SINGAPORE - Electricity retailers here are seeing increased interest from businesses for longer-term electricity contracts since global gas prices began showing signs of stabilisation in March.

This also comes ahead of the discontinuation of the Temporary Electricity Contracting Support Scheme (Trecs) from May 1.

Initiated by the Energy Market Authority in December 2021 as global gas prices rocketed, the scheme provides large consumers with some respite from spiralling energy costs through monthly fixed price plans or plans with a significant fixed price component from power generation companies (gencos) and electricity retailers.

The agency is now encouraging consumers who are on Trecs or buying from the wholesale electricity market to consider retail contracts for greater price certainty.

Prices on the wholesale market change every half hour, and can go from 20 cents per kilowatt-hour (kWh) to as high as $4.50 per kWh.

Mr James Chong, head of the commercial division at genco and electricity retailer Senoko Energy, told The Straits Times that at the peak in 2021, it had about 150 customers on Trecs.

However, this has dropped by more than 90 per cent as longer-term retail contracts are now readily available at more competitive prices, he said.

Dr David Broadstock, a senior research fellow at the National University of Singapore’s Energy Studies Institute, said the wholesale market is quite frequently showing prices that are well below what Trecs would likely offer – an optimistic sign that prices have stabilised, and may even have room to fall in the coming quarters. 

Mr Chong said Senoko currently offers electricity contracts that range between 12 and 36 months, and contracts that last between one and two years are the most popular among consumers.  

“We are also expecting demand for retail contracts to increase, especially as customers that are currently on wholesale pool prices begin to shift away from these for more price certainty,” he added.

Mr Michael Wong, chief operating officer of Tuas Power, said the company had around 700 customers under Trecs in the first half of 2022, but almost all have since opted for one- to two-year contracts.

In total, Tuas Power serves close to 17,000 commercial and industrial consumers.

Geneco said it has had more than 600 Trecs contracts in total, with over 140 contracts in March 2021. This had dropped to fewer than 10 contracts by February 2023.

Currently, its 12-month contracts are the most popular, with the retailer providing contracts lasting up to 36 months, a spokesman for the company said.

However, Ms Geraldine Tan, the general manager of PacificLight Energy, said the company has seen increased demand from customers looking at longer-term contracts of three to five years and beyond.

“These customers come from varying sectors, including SMEs (small and medium-sized enterprises), MNCs (multinational corporations) and other organisations looking for a stable and reliable energy supply that allows them to manage their energy costs,” she added.
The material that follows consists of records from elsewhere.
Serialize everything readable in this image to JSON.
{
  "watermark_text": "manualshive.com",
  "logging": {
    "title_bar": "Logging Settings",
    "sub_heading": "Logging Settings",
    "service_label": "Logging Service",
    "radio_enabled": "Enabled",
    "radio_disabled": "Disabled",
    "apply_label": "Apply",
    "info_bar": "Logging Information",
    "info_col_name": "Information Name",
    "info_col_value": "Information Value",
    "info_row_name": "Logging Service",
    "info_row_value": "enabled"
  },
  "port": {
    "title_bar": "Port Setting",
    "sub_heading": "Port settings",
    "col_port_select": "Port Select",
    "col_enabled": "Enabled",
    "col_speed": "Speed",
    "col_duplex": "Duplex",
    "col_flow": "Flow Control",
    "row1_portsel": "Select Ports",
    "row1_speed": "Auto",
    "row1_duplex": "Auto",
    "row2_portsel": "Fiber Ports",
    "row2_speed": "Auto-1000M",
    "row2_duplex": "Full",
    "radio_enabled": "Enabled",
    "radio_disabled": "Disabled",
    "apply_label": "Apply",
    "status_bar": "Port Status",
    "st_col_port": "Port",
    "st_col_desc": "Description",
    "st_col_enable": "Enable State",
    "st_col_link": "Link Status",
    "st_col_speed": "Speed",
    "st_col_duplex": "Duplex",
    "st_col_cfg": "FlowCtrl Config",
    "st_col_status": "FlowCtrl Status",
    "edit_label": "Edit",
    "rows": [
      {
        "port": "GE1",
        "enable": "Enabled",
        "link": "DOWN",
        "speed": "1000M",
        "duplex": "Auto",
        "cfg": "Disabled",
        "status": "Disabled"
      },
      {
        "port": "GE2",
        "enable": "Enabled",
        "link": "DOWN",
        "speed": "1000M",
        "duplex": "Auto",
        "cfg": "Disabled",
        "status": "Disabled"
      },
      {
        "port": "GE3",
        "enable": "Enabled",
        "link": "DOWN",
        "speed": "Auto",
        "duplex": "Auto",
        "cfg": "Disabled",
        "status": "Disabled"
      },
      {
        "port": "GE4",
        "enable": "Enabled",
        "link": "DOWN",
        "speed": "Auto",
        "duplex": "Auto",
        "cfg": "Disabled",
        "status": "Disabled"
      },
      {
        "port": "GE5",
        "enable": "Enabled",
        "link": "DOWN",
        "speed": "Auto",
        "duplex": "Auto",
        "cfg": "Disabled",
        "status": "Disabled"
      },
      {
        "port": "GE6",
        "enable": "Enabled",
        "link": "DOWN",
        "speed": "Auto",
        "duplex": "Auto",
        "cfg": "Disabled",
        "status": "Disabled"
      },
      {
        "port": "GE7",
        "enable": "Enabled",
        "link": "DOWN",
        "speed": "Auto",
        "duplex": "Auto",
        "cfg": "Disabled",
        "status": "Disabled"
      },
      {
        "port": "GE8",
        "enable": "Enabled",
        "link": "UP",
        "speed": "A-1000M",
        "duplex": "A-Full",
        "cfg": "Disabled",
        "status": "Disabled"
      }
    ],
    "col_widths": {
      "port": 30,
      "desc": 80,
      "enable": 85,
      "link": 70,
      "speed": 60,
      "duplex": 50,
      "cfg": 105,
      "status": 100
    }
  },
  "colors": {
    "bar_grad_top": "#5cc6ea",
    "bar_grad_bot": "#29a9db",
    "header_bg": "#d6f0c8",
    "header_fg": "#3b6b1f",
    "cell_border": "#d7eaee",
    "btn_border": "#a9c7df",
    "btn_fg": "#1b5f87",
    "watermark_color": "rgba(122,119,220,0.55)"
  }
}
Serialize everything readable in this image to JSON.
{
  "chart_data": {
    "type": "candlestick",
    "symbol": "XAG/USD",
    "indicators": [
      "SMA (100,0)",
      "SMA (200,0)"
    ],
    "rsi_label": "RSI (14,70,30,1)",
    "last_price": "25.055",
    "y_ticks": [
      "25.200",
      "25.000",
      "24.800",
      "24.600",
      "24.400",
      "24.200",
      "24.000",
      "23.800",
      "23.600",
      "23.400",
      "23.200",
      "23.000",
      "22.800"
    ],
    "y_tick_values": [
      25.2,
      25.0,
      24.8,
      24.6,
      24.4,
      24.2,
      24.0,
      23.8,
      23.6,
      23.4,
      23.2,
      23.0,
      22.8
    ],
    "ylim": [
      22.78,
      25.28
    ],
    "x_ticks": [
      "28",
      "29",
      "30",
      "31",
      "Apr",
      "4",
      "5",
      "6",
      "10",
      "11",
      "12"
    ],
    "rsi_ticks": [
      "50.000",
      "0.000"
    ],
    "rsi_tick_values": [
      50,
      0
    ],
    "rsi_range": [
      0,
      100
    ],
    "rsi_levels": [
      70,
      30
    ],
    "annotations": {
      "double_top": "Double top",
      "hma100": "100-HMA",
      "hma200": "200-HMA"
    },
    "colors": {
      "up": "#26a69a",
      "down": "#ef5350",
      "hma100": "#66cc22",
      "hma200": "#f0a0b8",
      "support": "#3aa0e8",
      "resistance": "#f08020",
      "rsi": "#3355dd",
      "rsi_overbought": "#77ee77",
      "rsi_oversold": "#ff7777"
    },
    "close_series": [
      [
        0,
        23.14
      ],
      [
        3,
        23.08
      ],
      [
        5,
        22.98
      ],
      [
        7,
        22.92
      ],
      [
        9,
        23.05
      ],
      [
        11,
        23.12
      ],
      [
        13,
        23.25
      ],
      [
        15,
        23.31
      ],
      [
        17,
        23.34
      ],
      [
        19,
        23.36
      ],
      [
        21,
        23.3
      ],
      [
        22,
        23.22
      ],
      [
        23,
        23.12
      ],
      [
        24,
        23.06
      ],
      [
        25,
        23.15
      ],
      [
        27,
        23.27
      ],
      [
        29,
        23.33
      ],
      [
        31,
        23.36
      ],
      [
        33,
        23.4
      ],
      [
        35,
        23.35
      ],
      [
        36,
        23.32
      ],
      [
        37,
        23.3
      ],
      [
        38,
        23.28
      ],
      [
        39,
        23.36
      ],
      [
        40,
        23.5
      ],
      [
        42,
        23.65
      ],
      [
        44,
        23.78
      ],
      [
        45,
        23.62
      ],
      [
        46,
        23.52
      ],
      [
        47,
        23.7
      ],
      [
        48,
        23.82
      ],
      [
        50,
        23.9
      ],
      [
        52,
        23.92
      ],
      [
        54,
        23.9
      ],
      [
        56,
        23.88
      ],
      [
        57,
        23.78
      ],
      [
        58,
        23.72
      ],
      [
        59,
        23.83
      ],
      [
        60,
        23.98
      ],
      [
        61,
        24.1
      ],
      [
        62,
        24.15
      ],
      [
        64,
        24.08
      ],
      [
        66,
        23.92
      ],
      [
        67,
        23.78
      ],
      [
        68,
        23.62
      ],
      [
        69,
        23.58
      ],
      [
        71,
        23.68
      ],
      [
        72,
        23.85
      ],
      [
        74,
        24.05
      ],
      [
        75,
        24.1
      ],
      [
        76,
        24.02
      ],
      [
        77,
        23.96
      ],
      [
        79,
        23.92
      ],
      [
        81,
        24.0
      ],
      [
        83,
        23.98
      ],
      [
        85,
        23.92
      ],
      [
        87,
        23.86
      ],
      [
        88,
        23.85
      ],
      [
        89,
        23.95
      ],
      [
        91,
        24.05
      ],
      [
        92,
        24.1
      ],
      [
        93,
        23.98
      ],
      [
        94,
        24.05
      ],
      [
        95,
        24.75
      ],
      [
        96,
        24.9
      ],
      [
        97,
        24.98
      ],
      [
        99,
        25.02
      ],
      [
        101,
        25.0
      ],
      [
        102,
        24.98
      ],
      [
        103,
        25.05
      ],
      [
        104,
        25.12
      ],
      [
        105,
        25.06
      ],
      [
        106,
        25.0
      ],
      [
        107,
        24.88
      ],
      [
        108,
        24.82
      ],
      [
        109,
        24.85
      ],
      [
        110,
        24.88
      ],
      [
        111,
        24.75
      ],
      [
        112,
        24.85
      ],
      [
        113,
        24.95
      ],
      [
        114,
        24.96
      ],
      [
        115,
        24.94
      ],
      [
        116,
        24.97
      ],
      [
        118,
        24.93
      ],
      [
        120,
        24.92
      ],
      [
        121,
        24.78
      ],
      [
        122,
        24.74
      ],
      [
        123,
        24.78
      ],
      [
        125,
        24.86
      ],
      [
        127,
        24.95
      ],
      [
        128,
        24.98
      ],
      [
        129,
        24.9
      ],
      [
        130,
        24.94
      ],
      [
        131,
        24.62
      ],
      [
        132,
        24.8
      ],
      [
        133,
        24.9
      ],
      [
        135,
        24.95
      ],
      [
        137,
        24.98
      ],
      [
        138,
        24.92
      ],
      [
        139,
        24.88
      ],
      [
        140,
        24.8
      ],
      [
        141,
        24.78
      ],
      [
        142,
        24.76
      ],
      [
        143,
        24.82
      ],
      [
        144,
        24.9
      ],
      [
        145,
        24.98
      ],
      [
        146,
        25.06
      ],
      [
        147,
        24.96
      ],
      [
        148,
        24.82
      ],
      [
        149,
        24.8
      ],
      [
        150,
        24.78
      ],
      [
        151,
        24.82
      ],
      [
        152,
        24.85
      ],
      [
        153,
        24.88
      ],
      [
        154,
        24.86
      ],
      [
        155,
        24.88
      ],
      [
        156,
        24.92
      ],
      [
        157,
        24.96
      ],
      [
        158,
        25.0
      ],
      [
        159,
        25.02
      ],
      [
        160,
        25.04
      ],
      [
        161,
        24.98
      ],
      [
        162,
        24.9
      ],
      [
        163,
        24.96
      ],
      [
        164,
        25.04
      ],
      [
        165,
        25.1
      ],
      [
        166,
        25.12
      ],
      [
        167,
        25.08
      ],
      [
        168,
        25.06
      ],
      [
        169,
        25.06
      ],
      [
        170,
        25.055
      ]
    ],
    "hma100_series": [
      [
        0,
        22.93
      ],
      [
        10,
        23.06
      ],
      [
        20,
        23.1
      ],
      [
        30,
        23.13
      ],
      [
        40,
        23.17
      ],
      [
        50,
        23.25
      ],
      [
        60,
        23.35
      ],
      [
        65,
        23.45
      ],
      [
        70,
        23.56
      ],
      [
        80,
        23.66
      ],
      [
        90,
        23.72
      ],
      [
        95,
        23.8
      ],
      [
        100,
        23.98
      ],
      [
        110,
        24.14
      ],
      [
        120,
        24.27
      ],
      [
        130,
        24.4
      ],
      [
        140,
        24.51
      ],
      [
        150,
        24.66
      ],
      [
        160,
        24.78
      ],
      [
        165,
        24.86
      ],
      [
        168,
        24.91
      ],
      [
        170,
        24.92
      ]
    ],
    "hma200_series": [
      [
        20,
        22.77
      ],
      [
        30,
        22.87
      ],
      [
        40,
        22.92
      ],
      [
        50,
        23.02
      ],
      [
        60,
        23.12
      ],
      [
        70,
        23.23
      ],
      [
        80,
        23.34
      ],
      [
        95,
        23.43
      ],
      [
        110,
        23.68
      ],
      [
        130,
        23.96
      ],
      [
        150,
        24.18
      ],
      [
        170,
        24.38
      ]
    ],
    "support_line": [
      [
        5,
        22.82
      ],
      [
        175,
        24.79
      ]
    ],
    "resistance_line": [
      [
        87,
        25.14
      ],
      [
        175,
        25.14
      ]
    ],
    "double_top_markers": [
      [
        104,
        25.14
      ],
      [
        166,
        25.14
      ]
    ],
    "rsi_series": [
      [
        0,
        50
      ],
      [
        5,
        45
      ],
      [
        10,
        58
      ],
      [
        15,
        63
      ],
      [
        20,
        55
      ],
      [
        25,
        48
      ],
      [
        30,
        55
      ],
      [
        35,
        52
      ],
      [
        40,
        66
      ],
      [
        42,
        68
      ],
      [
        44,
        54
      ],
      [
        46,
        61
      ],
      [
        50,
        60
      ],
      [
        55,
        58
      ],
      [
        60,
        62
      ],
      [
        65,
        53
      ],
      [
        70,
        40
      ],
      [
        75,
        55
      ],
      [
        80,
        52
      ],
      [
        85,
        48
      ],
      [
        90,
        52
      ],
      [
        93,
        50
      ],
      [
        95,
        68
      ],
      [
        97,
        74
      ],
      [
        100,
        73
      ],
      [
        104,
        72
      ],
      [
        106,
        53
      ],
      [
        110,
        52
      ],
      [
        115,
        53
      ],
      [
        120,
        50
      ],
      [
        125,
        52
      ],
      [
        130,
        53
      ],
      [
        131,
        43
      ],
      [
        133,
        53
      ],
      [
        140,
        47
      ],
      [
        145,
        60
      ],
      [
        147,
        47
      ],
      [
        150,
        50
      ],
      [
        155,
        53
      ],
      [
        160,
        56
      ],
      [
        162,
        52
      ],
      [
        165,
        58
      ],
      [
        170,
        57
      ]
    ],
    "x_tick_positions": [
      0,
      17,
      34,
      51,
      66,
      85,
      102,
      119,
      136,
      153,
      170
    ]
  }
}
Union Power, Sembcorp and Keppel declined to respond to queries from ST.

About 95 per cent of Singapore’s energy is generated from natural gas, which is imported via pipes from its neighbours or in liquefied form from all over the world, with the top three sources in recent years being Australia, Qatar and the United States. 
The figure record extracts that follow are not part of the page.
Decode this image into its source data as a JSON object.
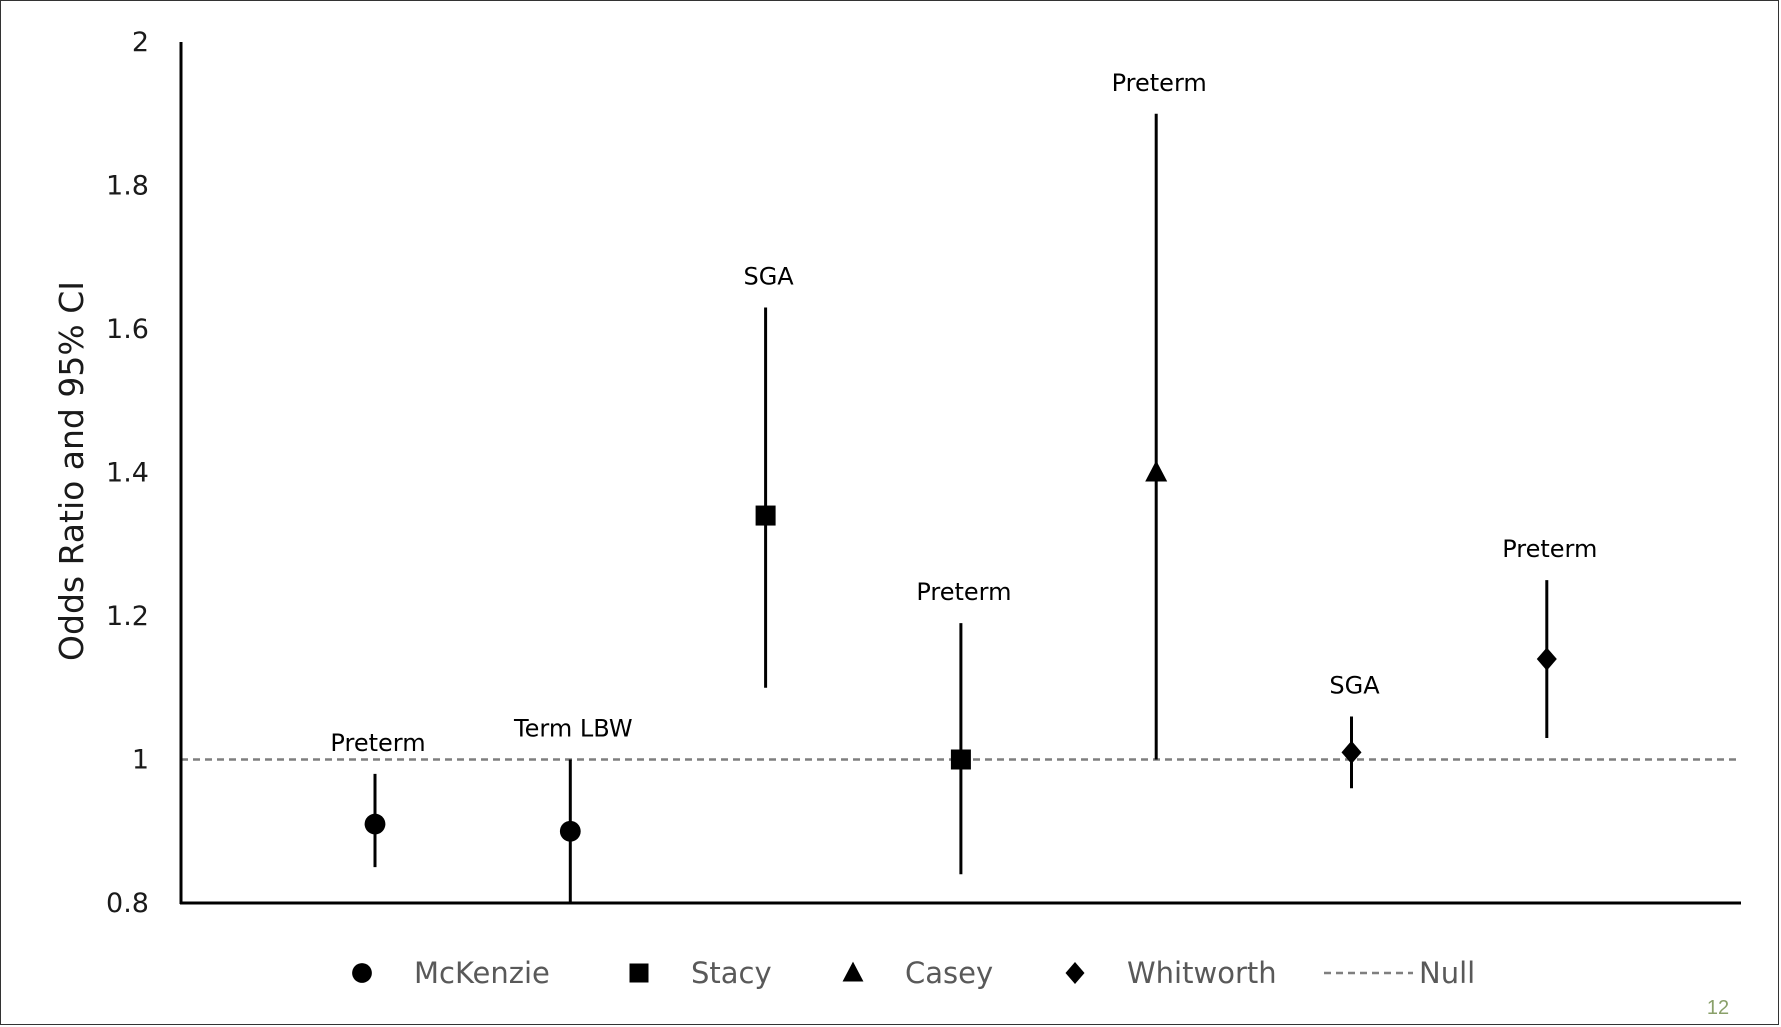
{
  "page": {
    "number": "12"
  },
  "chart_data": {
    "type": "scatter",
    "ylabel": "Odds Ratio and 95% CI",
    "xlabel": "",
    "ylim": [
      0.8,
      2.0
    ],
    "yticks": [
      0.8,
      1.0,
      1.2,
      1.4,
      1.6,
      1.8,
      2.0
    ],
    "ytick_labels": [
      "0.8",
      "1",
      "1.2",
      "1.4",
      "1.6",
      "1.8",
      "2"
    ],
    "grid": false,
    "null_line": {
      "y": 1.0,
      "name": "Null",
      "style": "dashed",
      "color": "#7f7f7f"
    },
    "legend_placement": "bottom",
    "series": [
      {
        "name": "McKenzie",
        "marker": "circle",
        "points": [
          {
            "x": 1,
            "label": "Preterm",
            "or": 0.91,
            "lower": 0.85,
            "upper": 0.98
          },
          {
            "x": 2,
            "label": "Term LBW",
            "or": 0.9,
            "lower": 0.8,
            "upper": 1.0
          }
        ]
      },
      {
        "name": "Stacy",
        "marker": "square",
        "points": [
          {
            "x": 3,
            "label": "SGA",
            "or": 1.34,
            "lower": 1.1,
            "upper": 1.63
          },
          {
            "x": 4,
            "label": "Preterm",
            "or": 1.0,
            "lower": 0.84,
            "upper": 1.19
          }
        ]
      },
      {
        "name": "Casey",
        "marker": "triangle",
        "points": [
          {
            "x": 5,
            "label": "Preterm",
            "or": 1.4,
            "lower": 1.0,
            "upper": 1.9
          }
        ]
      },
      {
        "name": "Whitworth",
        "marker": "diamond",
        "points": [
          {
            "x": 6,
            "label": "SGA",
            "or": 1.01,
            "lower": 0.96,
            "upper": 1.06
          },
          {
            "x": 7,
            "label": "Preterm",
            "or": 1.14,
            "lower": 1.03,
            "upper": 1.25
          }
        ]
      }
    ],
    "colors": {
      "marker": "#000000",
      "axis": "#000000",
      "legend_text": "#595959",
      "page_number": "#8aa06a"
    }
  }
}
The global gas crunch saw the price of spot liquefied natural gas (LNG) rising significantly, remaining elevated at more than three times the level at the start of 2021.  

This, combined with Singapore’s piped natural gas supply depleting since the second half of 2021, has led to increased volatility in wholesale electricity prices. 

Mr Johan Utama, a principal analyst of gas, power and climate solutions at S&P Global Commodity Insights, said Europe’s gas storage levels are currently high and its gas demand is lower, thus easing pressure on the global LNG market.

“Gas and LNG prices in South-east Asia are also linked to oil prices, which are now at a lower level compared with 2022,” he added.

Dr Victor Nian, the co-founder and chief executive of independent think-tank Centre for Strategic Energy and Resources, said the lower gas demand can be attributed to a warming winter, coupled with other factors such as reduced industrial activities and efficiency gains due to higher gas prices.

Mr Utama cautioned, however, that falling prices do not mean that the price risk is gone, as there could be little new LNG supply available in the next couple of years. 

This means there would be price volatility during periods of high global demand, or if there are supply disruptions.

Increased demand for solar power contracts

Some companies supplying solar power contracts have seen more consumers swop to a renewable energy option, a trend they expect will continue even with stabilised gas prices.

Union Power, which expanded into solar energy in 2021 amid the global gas crisis, said it is seeing “strong growing interest” for the adoption of solar photovoltaics in both commercial and residential sectors.

Likewise, renewable energy company Flo Energy told ST it has been seeing an increase in inquiries for solar power contracts since the gas crisis.